Rushing: Continuing the struggling on the road theme, the Bulldogs are giving up almost double the rush yards per game in road games (92 vs. 162). The most concerning part for me though, is less about the number of yards allowed but the crazy disparity in touchdowns allowed. At home, they’ve allowed only a single rushing touchdown, yes — you read that right, one touchdown. On the road, they’ve allowed 6 times that. and keep in mind 2 of their road wins the opposing team was held to only a field goal.
The game is played at Sam Boyd Stadium in Las Vegas, Nevada with kickoff at 12:30p PST/3:30p EST). The neutrals are expecting about 55 points to be scored, and Fresno State to be slight favorites.
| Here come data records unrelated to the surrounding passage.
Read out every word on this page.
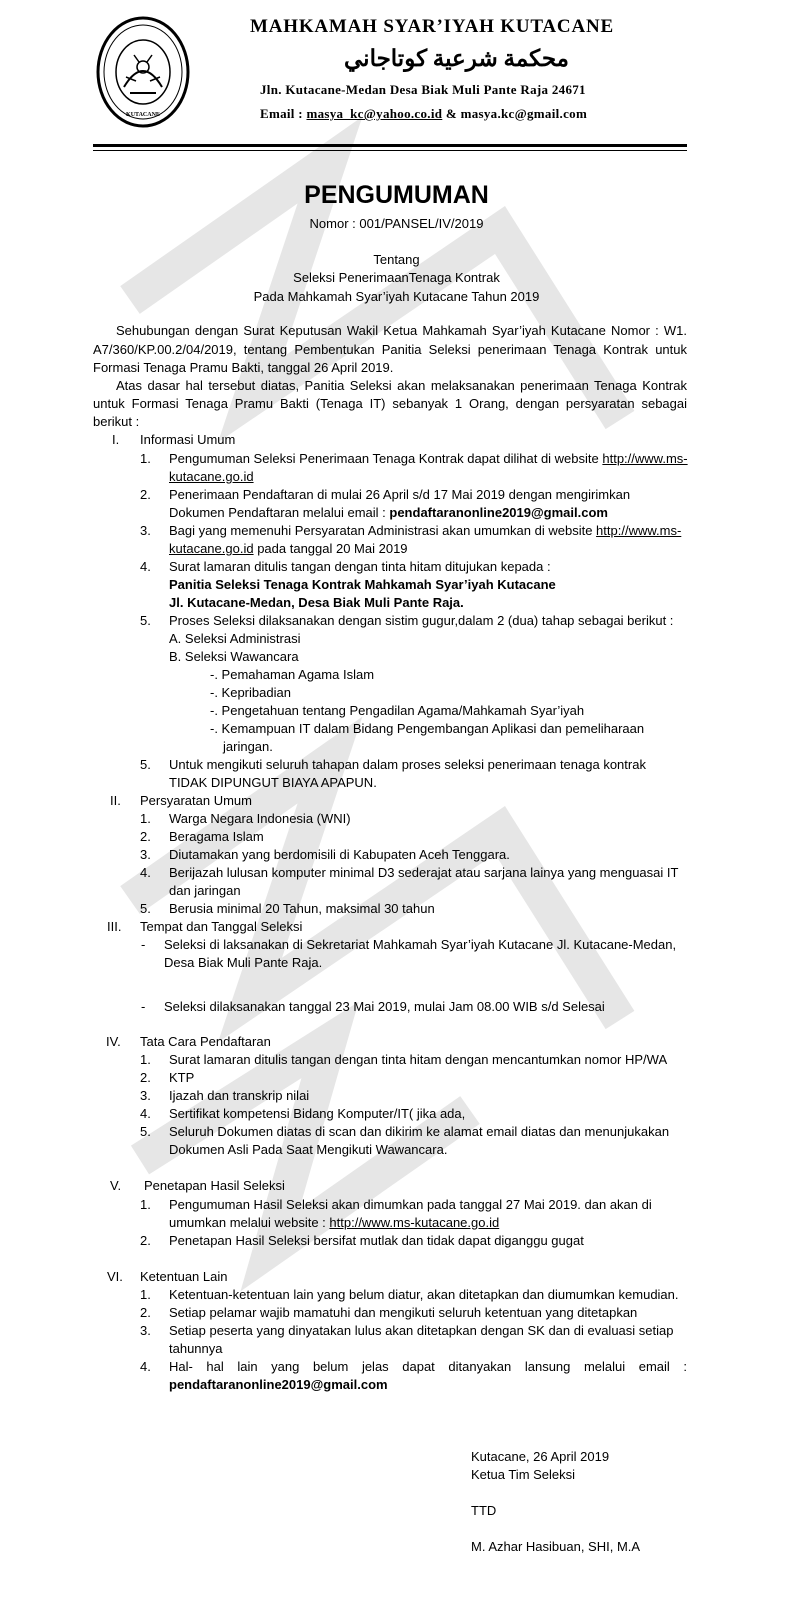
KUTACANE
MAHKAMAH SYAR’IYAH KUTACANE
محكمة شرعية كوتاجاني
Jln. Kutacane-Medan Desa Biak Muli Pante Raja 24671
Email : masya_kc@yahoo.co.id & masya.kc@gmail.com
PENGUMUMAN
Nomor : 001/PANSEL/IV/2019
Tentang
Seleksi PenerimaanTenaga Kontrak
Pada Mahkamah Syar’iyah Kutacane Tahun 2019
Sehubungan dengan Surat Keputusan Wakil Ketua Mahkamah Syar’iyah Kutacane Nomor : W1.
A7/360/KP.00.2/04/2019, tentang Pembentukan Panitia Seleksi penerimaan Tenaga Kontrak untuk
Formasi Tenaga Pramu Bakti, tanggal 26 April 2019.
Atas dasar hal tersebut diatas, Panitia Seleksi akan melaksanakan penerimaan Tenaga Kontrak
untuk Formasi Tenaga Pramu Bakti (Tenaga IT) sebanyak 1 Orang, dengan persyaratan sebagai
berikut :
I. Informasi Umum
1. Pengumuman Seleksi Penerimaan Tenaga Kontrak dapat dilihat di website http://www.ms-
kutacane.go.id
2. Penerimaan Pendaftaran di mulai 26 April s/d 17 Mai 2019 dengan mengirimkan
Dokumen Pendaftaran melalui email : pendaftaranonline2019@gmail.com
3. Bagi yang memenuhi Persyaratan Administrasi akan umumkan di website http://www.ms-
kutacane.go.id pada tanggal 20 Mai 2019
4. Surat lamaran ditulis tangan dengan tinta hitam ditujukan kepada :
Panitia Seleksi Tenaga Kontrak Mahkamah Syar’iyah Kutacane
Jl. Kutacane-Medan, Desa Biak Muli Pante Raja.
5. Proses Seleksi dilaksanakan dengan sistim gugur,dalam 2 (dua) tahap sebagai berikut :
A. Seleksi Administrasi
B. Seleksi Wawancara
-. Pemahaman Agama Islam
-. Kepribadian
-. Pengetahuan tentang Pengadilan Agama/Mahkamah Syar’iyah
-. Kemampuan IT dalam Bidang Pengembangan Aplikasi dan pemeliharaan
jaringan.
5. Untuk mengikuti seluruh tahapan dalam proses seleksi penerimaan tenaga kontrak
TIDAK DIPUNGUT BIAYA APAPUN.
II. Persyaratan Umum
1. Warga Negara Indonesia (WNI)
2. Beragama Islam
3. Diutamakan yang berdomisili di Kabupaten Aceh Tenggara.
4. Berijazah lulusan komputer minimal D3 sederajat atau sarjana lainya yang menguasai IT
dan jaringan
5. Berusia minimal 20 Tahun, maksimal 30 tahun
III. Tempat dan Tanggal Seleksi
- Seleksi di laksanakan di Sekretariat Mahkamah Syar’iyah Kutacane Jl. Kutacane-Medan,
Desa Biak Muli Pante Raja.
- Seleksi dilaksanakan tanggal 23 Mai 2019, mulai Jam 08.00 WIB s/d Selesai
IV. Tata Cara Pendaftaran
1. Surat lamaran ditulis tangan dengan tinta hitam dengan mencantumkan nomor HP/WA
2. KTP
3. Ijazah dan transkrip nilai
4. Sertifikat kompetensi Bidang Komputer/IT( jika ada,
5. Seluruh Dokumen diatas di scan dan dikirim ke alamat email diatas dan menunjukakan
Dokumen Asli Pada Saat Mengikuti Wawancara.
V. Penetapan Hasil Seleksi
1. Pengumuman Hasil Seleksi akan dimumkan pada tanggal 27 Mai 2019. dan akan di
umumkan melalui website : http://www.ms-kutacane.go.id
2. Penetapan Hasil Seleksi bersifat mutlak dan tidak dapat diganggu gugat
VI. Ketentuan Lain
1. Ketentuan-ketentuan lain yang belum diatur, akan ditetapkan dan diumumkan kemudian.
2. Setiap pelamar wajib mamatuhi dan mengikuti seluruh ketentuan yang ditetapkan
3. Setiap peserta yang dinyatakan lulus akan ditetapkan dengan SK dan di evaluasi setiap
tahunnya
4. Hal- hal lain yang belum jelas dapat ditanyakan lansung melalui email :
pendaftaranonline2019@gmail.com
Kutacane, 26 April 2019
Ketua Tim Seleksi
TTD
M. Azhar Hasibuan, SHI, M.A
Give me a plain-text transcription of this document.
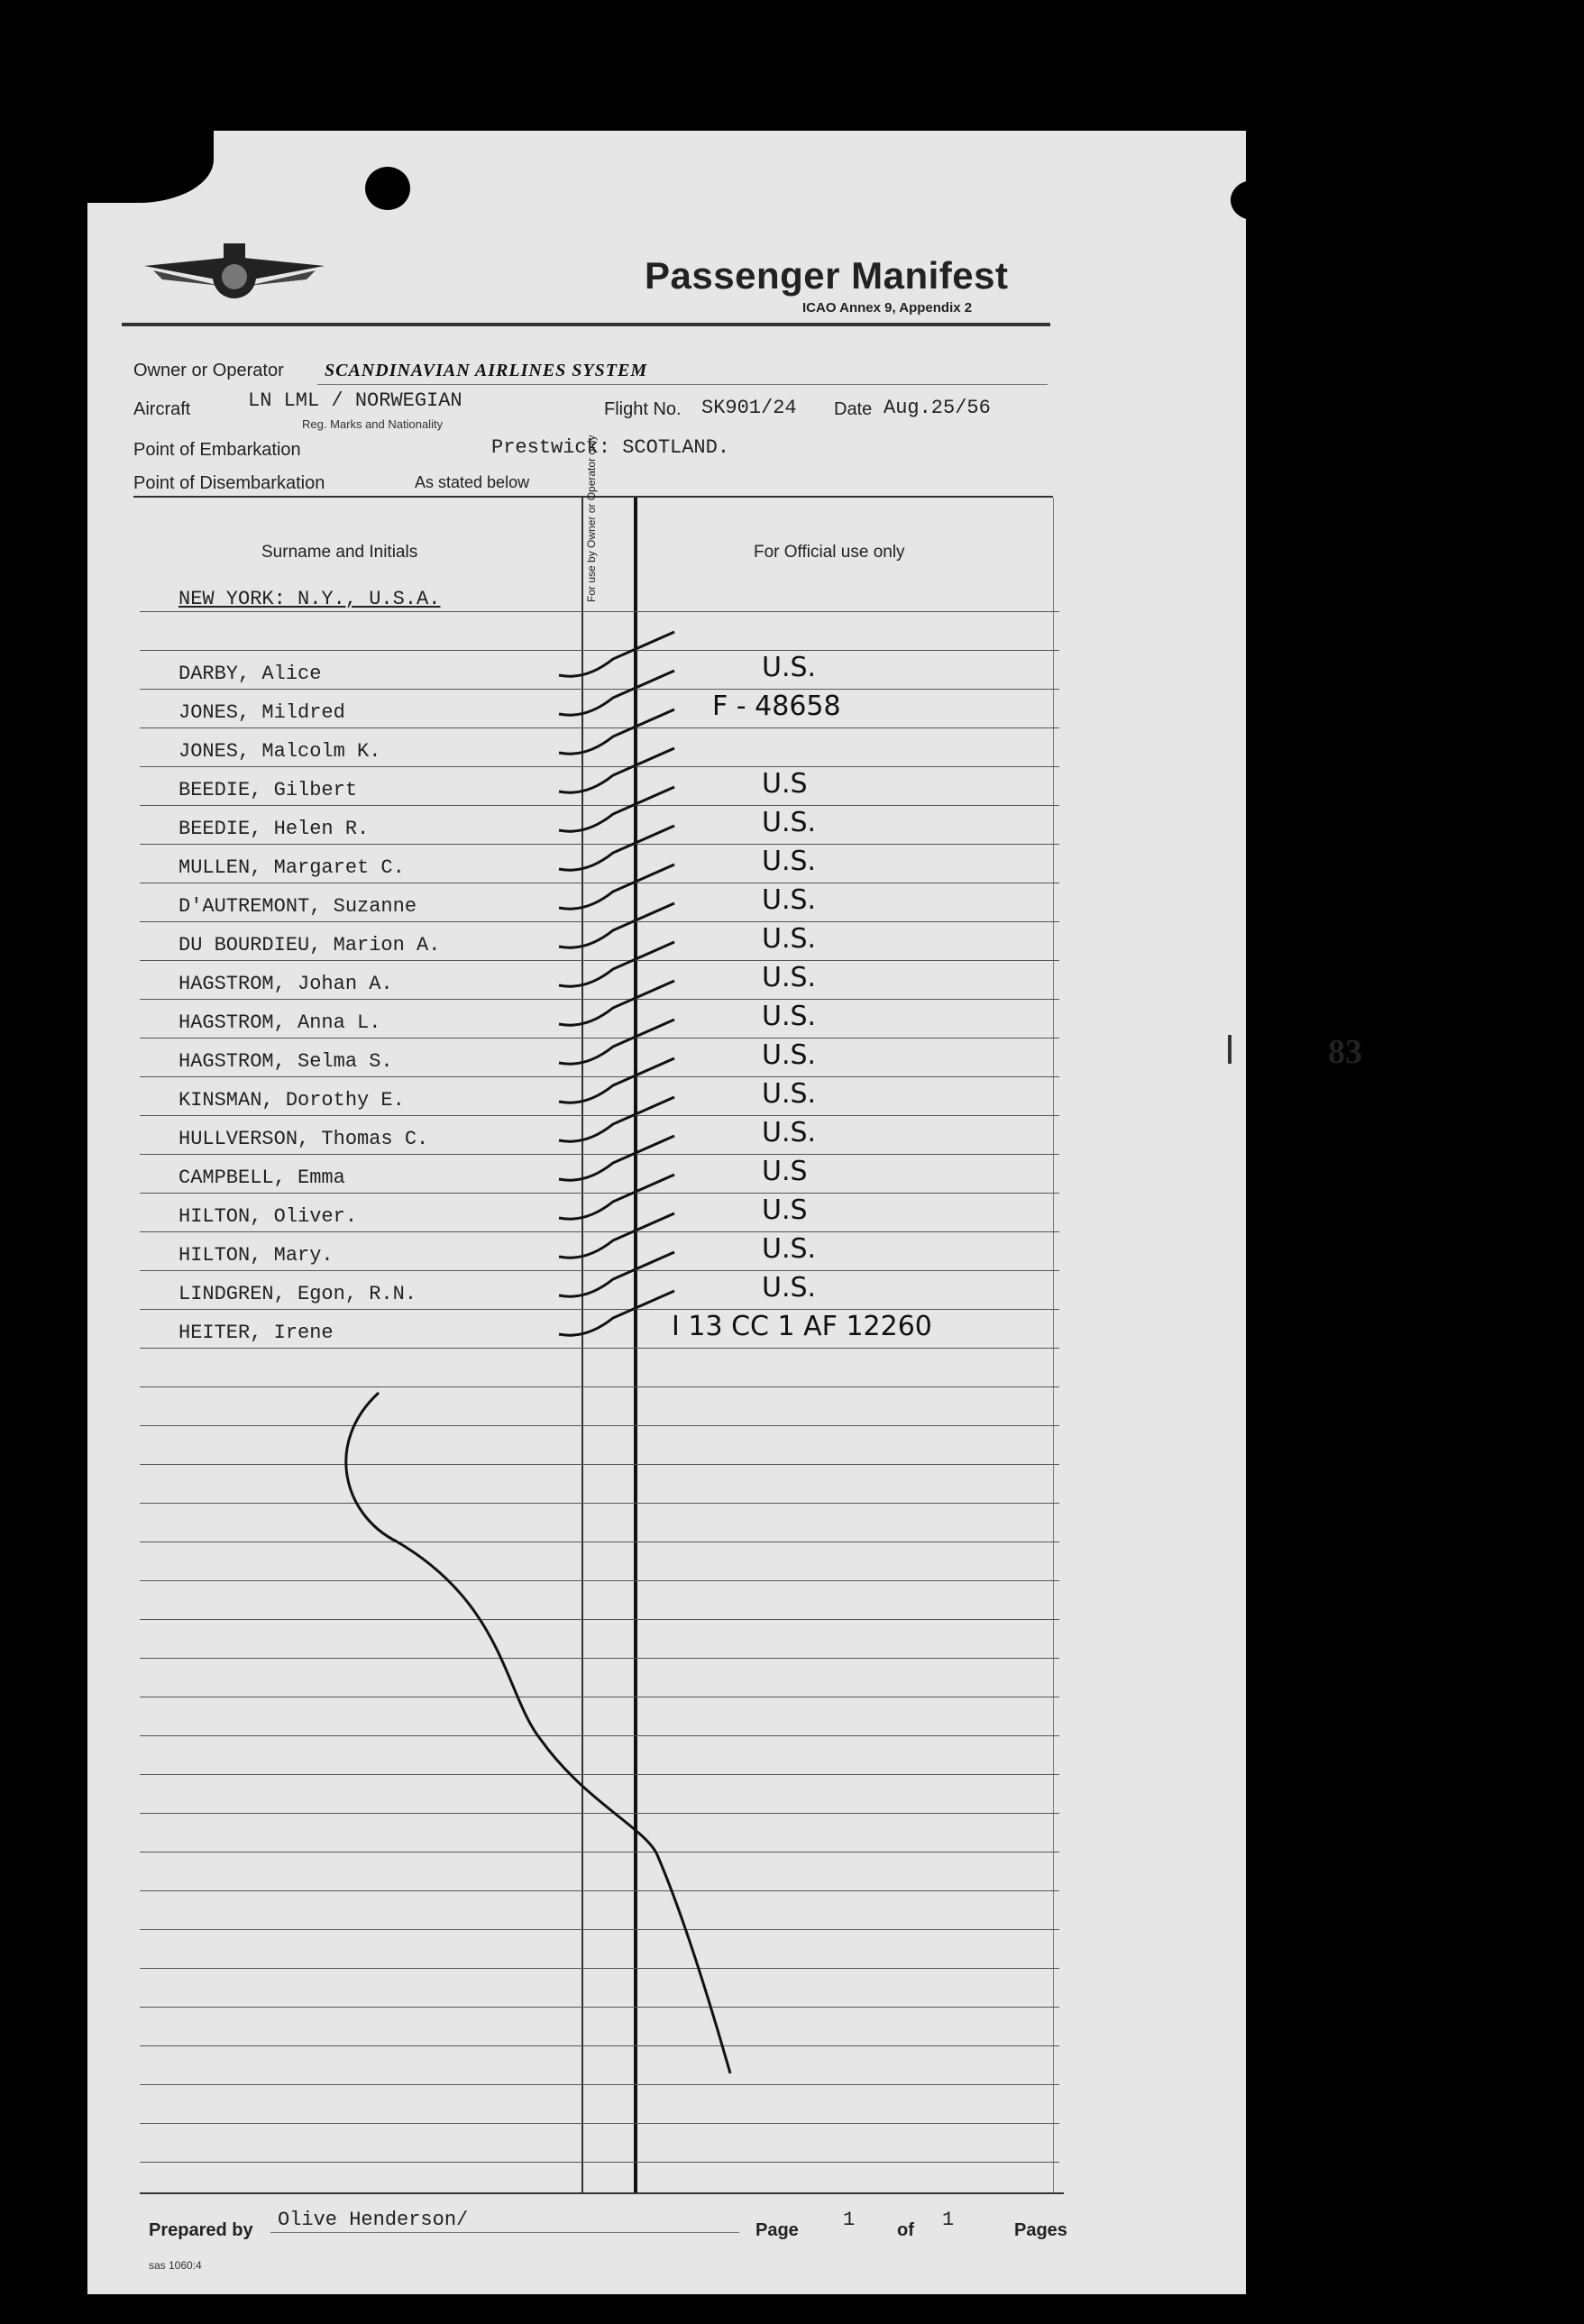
Passenger Manifest
ICAO Annex 9, Appendix 2
Owner or Operator SCANDINAVIAN AIRLINES SYSTEM
Aircraft	LN LML / NORWEGIAN
Reg. Marks and Nationality
Flight No. SK901/24 Date Aug.25/56
Point of Embarkation	Prestwick: SCOTLAND.
Point of Disembarkation	As stated below
Surname and Initials	For use by Owner or Operator only	For Official use only
NEW YORK: N.Y., U.S.A.
DARBY, Alice	U.S.
JONES, Mildred	F - 48658
JONES, Malcolm K.
BEEDIE, Gilbert	U.S
BEEDIE, Helen R.	U.S.
MULLEN, Margaret C.	U.S.
D'AUTREMONT, Suzanne	U.S.
DU BOURDIEU, Marion A.	U.S.
HAGSTROM, Johan A.	U.S.
HAGSTROM, Anna L.	U.S.
HAGSTROM, Selma S.	U.S.
KINSMAN, Dorothy E.	U.S.
HULLVERSON, Thomas C.	U.S.
CAMPBELL, Emma	U.S
HILTON, Oliver.	U.S
HILTON, Mary.	U.S.
LINDGREN, Egon, R.N.	U.S.
HEITER, Irene	I 13 CC 1 AF 12260
Prepared by Olive Henderson/	Page 1 of 1	Pages
sas 1060:4
83
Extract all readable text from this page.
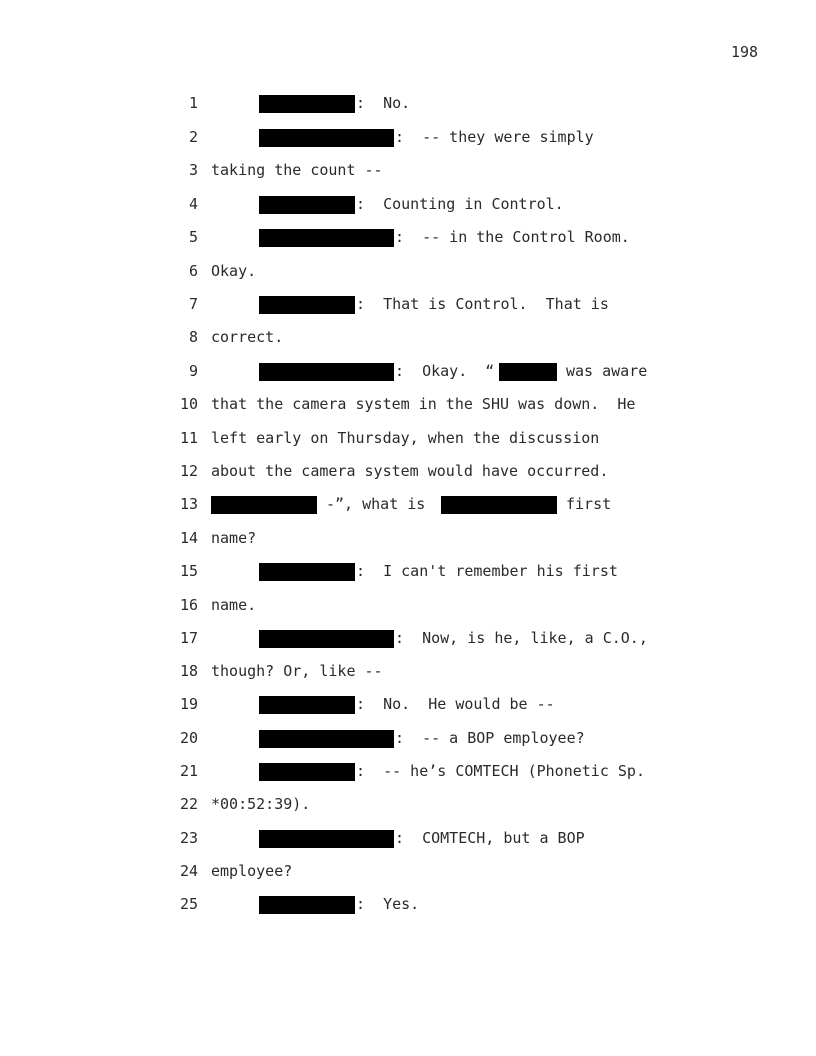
198
1	:  No.
2	:  -- they were simply
3 taking the count --
4	:  Counting in Control.
5	:  -- in the Control Room.
6 Okay.
7	:  That is Control.  That is
8 correct.
9	:  Okay.  “	was aware
10 that the camera system in the SHU was down.  He
11 left early on Thursday, when the discussion
12 about the camera system would have occurred.
13	-”, what is	first
14 name?
15	:  I can't remember his first
16 name.
17	:  Now, is he, like, a C.O.,
18 though? Or, like --
19	:  No.  He would be --
20	:  -- a BOP employee?
21	:  -- he’s COMTECH (Phonetic Sp.
22 *00:52:39).
23	:  COMTECH, but a BOP
24 employee?
25	:  Yes.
I think this is going to be a much more defensive game than most of the games they’ve played this year. It matches up nicely with Fresno State defending the passing much better on the road, and ASU being semi-reliant on that (at least for getting down the field). I expect this to stay pretty close throughout most of the game, and definitely shouldn’t be the blowout that Fresno State is used to. ASU will be trying to end Herm Edwards’ first season with a win, after some great victories during the season and continuing to build on them.
Keys to a win for each side
- Keep the game in front of you. ASU needs to make sure that they keep the Bulldogs ahead of them and keep them out of the endzone. This has been Fresno State’s bread and butter all season long.
- Unleash the beast. Eno Benjamin has been a wrecking ball this season, averaging almost 5.5 yards per carry on the season. This is a prime opportunity for Benjamin to have a huge game.
- Convert. ASU needs to take advantage of early opportunities so that they can get Fresno State behind. Fresno State hasn’t been behind much this year, and might try to force some plays. Which would give ASU some prime opportunites to make defensive plays and keep the game in their favor.
- Pick ’em apart. McMaryion has been insane this season with a 25 Touchdown to 3 interception season so far. Defensively, the Sun Devils have not been great defending against the pass and there should be opportunities to make plays.
- Run away with it. ASU has relied on their rushing game heavily to score (25 TDs rushing v. 20 TDs Passing) and they might not be able to keep pace with a pass oriented team. If ASU continues to priortize the rush game, time could definitely become a factor.
- Be easy. Fresno State needs to keep it simple in the passing game, they don’t need every play to go for a touchdown. Be patient, find the open man and march down the field. ASU has tried to put a lot of pressure on opposing quarterbacks so there should be open guys if Fresno State is willing to take smaller gains.